In any case, when a burner is provided, a fuel supply device, a control device etc. attendant thereon become necessary, making the system very complicated. Further, although recent gasification furnaces tend to aim at operation at higher pressures to increase efficiency or to increase capacity, many technical problems remain yet under high pressure conditions with regard the ignition and control of the burner. Burners to be used at high pressures are still in a developmental stage, and a reliable technology has not been established yet.
The ultimate form required for a slag tap is a slag tap heated by the heat of the furnace itself. When viewed from such a point, the hitherto proposed methods may be divided roughly into two groups. One is to heat the slag tap by passing the produced gas of high temperature in the furnace through the slag tap, namely the so-called downblow method. The other is to transfer the heat in the gasification furnace to the slag tap by means of heat transmission.
A typical example of heating the slag tap by passing the produced gas of high temperature in the furnace therethrough is found in a Texaco-type furnace. A "Texaco-type furnace" is a furnace in which the produced gas is withdrawn directly from the slag tap disposed at the bottom part of the gasification furnace. Accordingly, the clogging of the slag tap is not likely to occur. However, when the gas flow is downward, the relative velocity between the coal particles and the gasifying agent is small, resulting in a decreased gasification efficiency. Further, although it is essentially desirable at a slag tap to separate molten slag from produced gas and withdraw the slag alone, the total amount of the produced gas is withdrawn through the slag tap in this furnace and hence slag is entrained by the gas, resulting in poor efficiency in slag separation.
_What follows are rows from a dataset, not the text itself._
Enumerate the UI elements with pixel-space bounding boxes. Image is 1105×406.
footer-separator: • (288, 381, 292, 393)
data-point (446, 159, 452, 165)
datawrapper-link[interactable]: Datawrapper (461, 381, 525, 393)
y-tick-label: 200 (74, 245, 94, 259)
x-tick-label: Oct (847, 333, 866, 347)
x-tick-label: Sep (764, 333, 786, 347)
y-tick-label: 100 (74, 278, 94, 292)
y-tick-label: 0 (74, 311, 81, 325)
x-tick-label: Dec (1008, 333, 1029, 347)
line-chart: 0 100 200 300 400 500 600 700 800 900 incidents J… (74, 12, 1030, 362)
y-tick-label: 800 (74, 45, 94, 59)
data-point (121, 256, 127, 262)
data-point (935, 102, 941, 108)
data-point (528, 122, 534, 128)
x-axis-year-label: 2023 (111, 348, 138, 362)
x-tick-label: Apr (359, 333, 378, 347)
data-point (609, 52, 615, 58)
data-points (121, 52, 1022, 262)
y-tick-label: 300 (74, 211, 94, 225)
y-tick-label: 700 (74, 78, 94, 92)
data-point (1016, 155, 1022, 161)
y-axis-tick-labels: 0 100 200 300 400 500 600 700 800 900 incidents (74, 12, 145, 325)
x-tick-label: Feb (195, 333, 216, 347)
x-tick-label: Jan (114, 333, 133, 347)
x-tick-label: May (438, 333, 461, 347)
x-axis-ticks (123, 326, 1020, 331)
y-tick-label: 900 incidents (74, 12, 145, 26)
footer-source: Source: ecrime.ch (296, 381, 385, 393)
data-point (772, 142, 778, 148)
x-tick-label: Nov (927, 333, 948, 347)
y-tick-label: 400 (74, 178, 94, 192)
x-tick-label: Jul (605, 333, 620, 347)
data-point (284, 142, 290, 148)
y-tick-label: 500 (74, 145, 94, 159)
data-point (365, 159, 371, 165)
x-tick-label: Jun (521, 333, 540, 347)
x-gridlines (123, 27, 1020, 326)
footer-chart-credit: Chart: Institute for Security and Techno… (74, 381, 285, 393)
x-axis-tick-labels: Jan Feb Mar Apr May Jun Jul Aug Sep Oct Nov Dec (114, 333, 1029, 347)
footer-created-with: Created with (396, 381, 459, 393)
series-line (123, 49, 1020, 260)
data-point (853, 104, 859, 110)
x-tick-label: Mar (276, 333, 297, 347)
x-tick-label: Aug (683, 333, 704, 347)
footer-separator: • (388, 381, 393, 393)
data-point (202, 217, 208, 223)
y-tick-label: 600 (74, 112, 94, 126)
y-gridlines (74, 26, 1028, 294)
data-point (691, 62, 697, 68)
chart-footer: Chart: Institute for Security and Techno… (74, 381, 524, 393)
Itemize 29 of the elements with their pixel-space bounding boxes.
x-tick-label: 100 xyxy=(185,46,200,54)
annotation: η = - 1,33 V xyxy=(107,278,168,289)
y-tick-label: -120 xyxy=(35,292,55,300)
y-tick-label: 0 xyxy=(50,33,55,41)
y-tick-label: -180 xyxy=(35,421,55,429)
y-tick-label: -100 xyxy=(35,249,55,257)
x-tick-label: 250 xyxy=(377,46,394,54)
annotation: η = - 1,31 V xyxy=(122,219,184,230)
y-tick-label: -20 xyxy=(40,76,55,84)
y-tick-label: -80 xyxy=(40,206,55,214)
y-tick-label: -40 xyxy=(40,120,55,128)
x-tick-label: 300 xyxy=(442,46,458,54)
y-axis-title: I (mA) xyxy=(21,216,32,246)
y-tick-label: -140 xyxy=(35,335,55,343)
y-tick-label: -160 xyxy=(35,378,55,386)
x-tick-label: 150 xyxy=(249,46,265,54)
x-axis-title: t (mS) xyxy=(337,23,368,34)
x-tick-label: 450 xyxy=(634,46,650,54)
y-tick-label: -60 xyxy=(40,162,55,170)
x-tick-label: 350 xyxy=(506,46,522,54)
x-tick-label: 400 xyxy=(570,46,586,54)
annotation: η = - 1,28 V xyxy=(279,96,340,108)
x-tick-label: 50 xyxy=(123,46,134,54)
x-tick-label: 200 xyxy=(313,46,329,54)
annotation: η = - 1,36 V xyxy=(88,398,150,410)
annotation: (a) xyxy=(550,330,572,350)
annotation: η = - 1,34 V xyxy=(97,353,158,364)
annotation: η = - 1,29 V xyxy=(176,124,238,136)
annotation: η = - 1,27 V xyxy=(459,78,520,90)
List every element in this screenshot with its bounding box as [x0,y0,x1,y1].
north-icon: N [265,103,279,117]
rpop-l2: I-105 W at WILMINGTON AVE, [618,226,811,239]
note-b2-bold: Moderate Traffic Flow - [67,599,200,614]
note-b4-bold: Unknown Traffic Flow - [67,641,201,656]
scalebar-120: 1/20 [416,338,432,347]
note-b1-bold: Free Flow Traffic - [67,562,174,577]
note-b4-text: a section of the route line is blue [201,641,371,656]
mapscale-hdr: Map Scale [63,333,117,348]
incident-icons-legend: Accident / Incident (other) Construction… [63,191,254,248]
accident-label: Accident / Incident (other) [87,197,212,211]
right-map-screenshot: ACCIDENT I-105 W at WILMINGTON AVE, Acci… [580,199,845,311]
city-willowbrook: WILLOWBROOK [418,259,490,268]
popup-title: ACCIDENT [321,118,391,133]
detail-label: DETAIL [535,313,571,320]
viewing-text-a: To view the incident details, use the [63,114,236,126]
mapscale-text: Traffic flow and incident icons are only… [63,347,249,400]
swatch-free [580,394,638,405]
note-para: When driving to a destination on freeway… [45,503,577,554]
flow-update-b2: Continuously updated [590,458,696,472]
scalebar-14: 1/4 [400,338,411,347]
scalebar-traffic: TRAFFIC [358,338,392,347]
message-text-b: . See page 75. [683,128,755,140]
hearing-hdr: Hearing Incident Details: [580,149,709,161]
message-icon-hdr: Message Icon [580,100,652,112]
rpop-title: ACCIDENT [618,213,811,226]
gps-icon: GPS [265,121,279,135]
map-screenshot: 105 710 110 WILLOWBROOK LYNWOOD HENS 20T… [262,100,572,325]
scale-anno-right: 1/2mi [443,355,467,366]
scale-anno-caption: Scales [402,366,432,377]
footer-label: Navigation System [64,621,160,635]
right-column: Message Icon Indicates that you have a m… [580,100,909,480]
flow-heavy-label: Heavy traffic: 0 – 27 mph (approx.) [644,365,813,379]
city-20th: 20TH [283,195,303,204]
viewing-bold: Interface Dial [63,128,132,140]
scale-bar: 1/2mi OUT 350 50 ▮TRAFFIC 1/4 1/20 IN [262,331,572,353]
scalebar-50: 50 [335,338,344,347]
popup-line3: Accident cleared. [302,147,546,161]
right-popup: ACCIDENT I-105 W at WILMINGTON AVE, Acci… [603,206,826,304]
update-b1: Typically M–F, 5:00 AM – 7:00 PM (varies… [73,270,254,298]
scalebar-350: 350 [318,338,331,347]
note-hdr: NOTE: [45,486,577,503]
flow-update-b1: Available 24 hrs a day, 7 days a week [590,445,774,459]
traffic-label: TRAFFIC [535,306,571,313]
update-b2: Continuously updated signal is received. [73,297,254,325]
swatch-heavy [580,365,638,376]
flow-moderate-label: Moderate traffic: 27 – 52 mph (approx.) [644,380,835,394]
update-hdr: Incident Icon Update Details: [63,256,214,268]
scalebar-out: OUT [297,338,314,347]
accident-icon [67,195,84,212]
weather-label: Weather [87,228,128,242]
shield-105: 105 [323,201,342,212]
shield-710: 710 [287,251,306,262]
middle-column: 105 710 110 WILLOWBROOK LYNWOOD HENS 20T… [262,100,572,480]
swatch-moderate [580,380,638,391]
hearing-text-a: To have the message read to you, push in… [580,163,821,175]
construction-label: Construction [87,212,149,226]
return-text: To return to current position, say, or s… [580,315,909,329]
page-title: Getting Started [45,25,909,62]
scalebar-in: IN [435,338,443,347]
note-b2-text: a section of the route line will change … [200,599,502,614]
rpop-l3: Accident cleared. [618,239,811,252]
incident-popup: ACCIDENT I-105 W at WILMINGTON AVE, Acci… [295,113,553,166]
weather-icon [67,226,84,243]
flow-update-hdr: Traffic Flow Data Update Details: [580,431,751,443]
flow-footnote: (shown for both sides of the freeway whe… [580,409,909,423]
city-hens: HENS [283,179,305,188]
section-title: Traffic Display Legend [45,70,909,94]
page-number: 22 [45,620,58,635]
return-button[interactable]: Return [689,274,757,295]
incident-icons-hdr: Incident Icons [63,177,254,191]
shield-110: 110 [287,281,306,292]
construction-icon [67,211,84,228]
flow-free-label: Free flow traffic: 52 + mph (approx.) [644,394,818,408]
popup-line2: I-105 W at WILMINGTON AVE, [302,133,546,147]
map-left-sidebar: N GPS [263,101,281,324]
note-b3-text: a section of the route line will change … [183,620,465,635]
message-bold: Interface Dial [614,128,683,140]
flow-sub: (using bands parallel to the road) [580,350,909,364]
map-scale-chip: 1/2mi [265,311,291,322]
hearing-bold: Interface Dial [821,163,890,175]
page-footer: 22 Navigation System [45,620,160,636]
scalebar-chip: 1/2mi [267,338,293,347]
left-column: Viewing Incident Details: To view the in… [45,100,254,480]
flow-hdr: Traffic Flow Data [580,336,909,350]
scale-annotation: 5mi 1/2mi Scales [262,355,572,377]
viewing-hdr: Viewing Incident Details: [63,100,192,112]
One example wherein the gas flow is upward and part of the produced gas is withdrawn from the slag tap is disclosed in Japanese Patent Application Kokai (Laid-open) No. 232,173/84. However, this method has a problem regarding the material of the pipe through which a high temperature gas is passed. Further, in order that a sufficient suction effect of an orifice may be obtained, the gas velocity at the furnace outlet should be 100 m/s or more, giving rise to fear of the abrasion of the material used in the furnace outlet part.